Zanthoxylum kwangsiense

Scientific classification
- Kingdom: Plantae
- Clade: Tracheophytes
- Clade: Angiosperms
- Clade: Eudicots
- Clade: Rosids
- Order: Sapindales
- Family: Rutaceae
- Genus: Zanthoxylum
- Species: Z. kwangsiense
- Binomial name: Zanthoxylum kwangsiense (Hand.-Manzz.) Chun ex C.C.Huang

= Zanthoxylum kwangsiense =

- Genus: Zanthoxylum
- Species: kwangsiense
- Authority: (Hand.-Manzz.) Chun ex C.C.Huang

Species of plant

Zanthoxylum kwangsiense is a woody plant from the Rutaceae family, it is native to northwestern Guangxi, Guizhou (Libo), and Sichuan (Wushan, Fengjie) China.

==Description==
Climbing vine; the upper branches of the plant are thornless, and the young branches, leaf shafts and inflorescence shafts are densely pubescent. The leaves have 5–9 leaflets; the leaflets are irregularly opposite or alternate individually, lanceolate or ovate, sometimes oblanceolate, 4–10 cm long, 2–3 cm wide, short tip or long tail-like tip, The base is wide wedge-shaped, papery, the leaf margin has fine round cracked teeth or not obvious cracked teeth above the middle, and there are oil spots in the teeth, and the rest of the oil spots are not obvious.

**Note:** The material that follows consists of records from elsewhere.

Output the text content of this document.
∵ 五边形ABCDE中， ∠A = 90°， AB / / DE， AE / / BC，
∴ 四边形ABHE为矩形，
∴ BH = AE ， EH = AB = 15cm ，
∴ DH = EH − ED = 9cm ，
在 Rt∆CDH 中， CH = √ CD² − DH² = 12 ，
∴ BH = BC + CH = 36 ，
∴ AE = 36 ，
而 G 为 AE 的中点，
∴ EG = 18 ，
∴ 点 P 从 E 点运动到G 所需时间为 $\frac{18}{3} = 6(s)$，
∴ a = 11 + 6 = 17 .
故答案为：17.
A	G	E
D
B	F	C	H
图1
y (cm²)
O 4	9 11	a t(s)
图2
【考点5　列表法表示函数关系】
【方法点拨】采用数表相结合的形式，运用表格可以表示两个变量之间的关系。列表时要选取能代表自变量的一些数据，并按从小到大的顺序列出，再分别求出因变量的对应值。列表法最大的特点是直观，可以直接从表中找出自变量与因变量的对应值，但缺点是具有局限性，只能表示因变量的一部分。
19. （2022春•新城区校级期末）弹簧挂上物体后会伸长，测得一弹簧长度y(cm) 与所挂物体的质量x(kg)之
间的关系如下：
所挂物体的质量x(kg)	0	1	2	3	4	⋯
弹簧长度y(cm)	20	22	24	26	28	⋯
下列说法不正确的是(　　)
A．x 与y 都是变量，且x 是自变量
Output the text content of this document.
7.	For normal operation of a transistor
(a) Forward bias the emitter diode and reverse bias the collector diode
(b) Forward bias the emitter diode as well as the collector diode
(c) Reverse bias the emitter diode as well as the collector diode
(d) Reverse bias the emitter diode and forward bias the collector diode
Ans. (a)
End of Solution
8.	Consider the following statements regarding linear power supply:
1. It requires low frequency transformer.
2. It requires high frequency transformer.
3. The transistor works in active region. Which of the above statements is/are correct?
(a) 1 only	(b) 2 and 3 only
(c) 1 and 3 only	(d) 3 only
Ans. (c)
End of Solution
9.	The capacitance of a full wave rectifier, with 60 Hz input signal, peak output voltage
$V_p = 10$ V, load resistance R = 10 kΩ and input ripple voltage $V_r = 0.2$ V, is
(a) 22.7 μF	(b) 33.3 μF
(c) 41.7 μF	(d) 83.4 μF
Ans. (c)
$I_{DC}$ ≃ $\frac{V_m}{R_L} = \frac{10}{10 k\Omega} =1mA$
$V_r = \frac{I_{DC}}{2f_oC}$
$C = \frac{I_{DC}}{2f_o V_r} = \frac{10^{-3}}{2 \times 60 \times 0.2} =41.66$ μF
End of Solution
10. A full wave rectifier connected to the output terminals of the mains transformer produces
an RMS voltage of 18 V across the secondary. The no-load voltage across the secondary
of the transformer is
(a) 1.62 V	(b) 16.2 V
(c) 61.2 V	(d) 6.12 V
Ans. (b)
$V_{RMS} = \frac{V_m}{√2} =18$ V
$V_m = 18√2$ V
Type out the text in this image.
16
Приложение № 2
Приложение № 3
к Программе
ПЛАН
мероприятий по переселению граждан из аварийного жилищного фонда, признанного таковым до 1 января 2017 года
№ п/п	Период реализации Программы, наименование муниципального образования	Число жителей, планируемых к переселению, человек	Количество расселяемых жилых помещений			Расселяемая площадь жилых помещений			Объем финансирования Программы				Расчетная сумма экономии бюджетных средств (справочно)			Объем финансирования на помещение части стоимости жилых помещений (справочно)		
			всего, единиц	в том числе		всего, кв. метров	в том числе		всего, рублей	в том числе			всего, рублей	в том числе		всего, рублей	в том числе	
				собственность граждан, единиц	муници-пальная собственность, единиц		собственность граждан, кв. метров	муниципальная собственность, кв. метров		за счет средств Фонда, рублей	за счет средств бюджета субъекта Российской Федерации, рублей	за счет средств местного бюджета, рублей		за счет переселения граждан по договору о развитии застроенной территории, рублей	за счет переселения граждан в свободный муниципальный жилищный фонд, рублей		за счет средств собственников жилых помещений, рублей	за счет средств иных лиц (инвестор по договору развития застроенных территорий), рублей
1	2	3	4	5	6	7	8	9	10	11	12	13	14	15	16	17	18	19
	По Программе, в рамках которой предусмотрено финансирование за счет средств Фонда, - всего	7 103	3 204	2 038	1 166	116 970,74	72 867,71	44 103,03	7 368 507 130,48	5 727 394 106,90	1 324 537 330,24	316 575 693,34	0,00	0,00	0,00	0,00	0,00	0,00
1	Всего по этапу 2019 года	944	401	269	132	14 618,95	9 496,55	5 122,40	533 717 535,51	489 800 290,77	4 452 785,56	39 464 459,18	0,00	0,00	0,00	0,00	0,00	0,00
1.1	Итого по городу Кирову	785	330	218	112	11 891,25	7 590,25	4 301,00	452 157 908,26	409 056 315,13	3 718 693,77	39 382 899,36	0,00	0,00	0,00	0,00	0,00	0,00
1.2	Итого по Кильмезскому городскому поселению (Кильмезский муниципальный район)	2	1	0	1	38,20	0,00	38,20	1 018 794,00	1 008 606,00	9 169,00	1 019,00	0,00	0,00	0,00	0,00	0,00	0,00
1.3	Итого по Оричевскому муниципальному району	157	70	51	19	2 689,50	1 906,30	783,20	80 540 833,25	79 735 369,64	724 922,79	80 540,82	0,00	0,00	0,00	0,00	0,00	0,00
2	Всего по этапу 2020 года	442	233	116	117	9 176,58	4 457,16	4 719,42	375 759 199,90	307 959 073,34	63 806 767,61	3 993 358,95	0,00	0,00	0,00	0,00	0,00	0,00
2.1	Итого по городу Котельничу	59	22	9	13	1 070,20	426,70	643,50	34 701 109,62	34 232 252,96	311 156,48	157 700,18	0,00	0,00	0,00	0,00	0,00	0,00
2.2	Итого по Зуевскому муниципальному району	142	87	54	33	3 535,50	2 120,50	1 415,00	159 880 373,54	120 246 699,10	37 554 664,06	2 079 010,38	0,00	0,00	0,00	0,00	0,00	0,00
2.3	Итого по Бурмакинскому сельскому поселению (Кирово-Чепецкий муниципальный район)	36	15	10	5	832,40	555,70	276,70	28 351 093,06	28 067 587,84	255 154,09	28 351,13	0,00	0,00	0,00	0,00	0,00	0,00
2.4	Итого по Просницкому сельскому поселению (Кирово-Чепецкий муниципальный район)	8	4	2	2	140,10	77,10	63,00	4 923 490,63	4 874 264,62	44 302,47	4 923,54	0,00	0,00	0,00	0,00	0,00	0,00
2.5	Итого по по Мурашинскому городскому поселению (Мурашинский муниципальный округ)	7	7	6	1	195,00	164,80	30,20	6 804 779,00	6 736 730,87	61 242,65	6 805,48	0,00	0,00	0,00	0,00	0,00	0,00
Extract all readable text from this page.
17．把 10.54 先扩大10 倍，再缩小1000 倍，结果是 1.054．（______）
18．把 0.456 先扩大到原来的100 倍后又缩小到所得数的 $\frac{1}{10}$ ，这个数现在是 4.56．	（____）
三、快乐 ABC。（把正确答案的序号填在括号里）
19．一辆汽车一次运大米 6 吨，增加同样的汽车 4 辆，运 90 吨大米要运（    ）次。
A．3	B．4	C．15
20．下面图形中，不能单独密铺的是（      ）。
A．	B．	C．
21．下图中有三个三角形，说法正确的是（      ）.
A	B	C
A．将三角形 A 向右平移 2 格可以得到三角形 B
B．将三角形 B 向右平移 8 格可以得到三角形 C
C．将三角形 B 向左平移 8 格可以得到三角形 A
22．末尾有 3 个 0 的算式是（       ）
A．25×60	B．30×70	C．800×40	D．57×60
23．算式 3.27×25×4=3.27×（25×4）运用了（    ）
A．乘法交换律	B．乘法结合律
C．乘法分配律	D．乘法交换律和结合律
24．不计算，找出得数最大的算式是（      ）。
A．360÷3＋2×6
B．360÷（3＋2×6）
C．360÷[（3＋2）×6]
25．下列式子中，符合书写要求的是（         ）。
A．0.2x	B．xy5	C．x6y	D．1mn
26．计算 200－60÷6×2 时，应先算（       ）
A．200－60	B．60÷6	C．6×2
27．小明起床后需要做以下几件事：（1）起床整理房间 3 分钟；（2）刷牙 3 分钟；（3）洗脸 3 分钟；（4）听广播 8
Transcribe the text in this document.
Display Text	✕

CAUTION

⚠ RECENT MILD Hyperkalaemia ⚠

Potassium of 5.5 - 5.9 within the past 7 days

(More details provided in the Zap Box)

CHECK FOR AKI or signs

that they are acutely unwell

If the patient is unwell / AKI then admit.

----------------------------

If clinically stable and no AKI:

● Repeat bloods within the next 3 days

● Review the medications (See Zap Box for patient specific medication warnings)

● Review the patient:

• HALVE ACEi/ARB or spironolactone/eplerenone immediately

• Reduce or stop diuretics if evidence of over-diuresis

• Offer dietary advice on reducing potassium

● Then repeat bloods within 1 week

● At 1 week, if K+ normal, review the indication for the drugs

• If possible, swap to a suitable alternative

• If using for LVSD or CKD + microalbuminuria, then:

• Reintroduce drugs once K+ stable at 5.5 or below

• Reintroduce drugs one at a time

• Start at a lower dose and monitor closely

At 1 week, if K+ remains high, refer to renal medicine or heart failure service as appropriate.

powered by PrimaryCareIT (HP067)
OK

The midrib is slightly concave on the leaf surface and is puberulent. At least the lower half of the veins are pubescent, and the lateral veins of the tender leaves are also sparsely pilose. Cymes axillary and terminal. The infructescence is 2–15 cm long, and the stalk is 5–10 mm long; a single lobule is about 5 mm long, with a short awn tip at the top; the seeds are nearly spherical, with a diameter of about 4 mm. It is found in sloping bushes or under sparse forests at an altitude of 600–700 meters. Sometimes the 2 ovules in a carpel develop into seeds. The root has a soft cork layer, and the inner cortex has a sulfur-yellow powdery substance, which tastes very bitter and numb. Contains alkaloids nitidine and oxynitidine; fresh leaves contain furfuraldehyde and cuspidiol, a derivative of dihydrocinnamic acid; seeds contain 25.1% oil.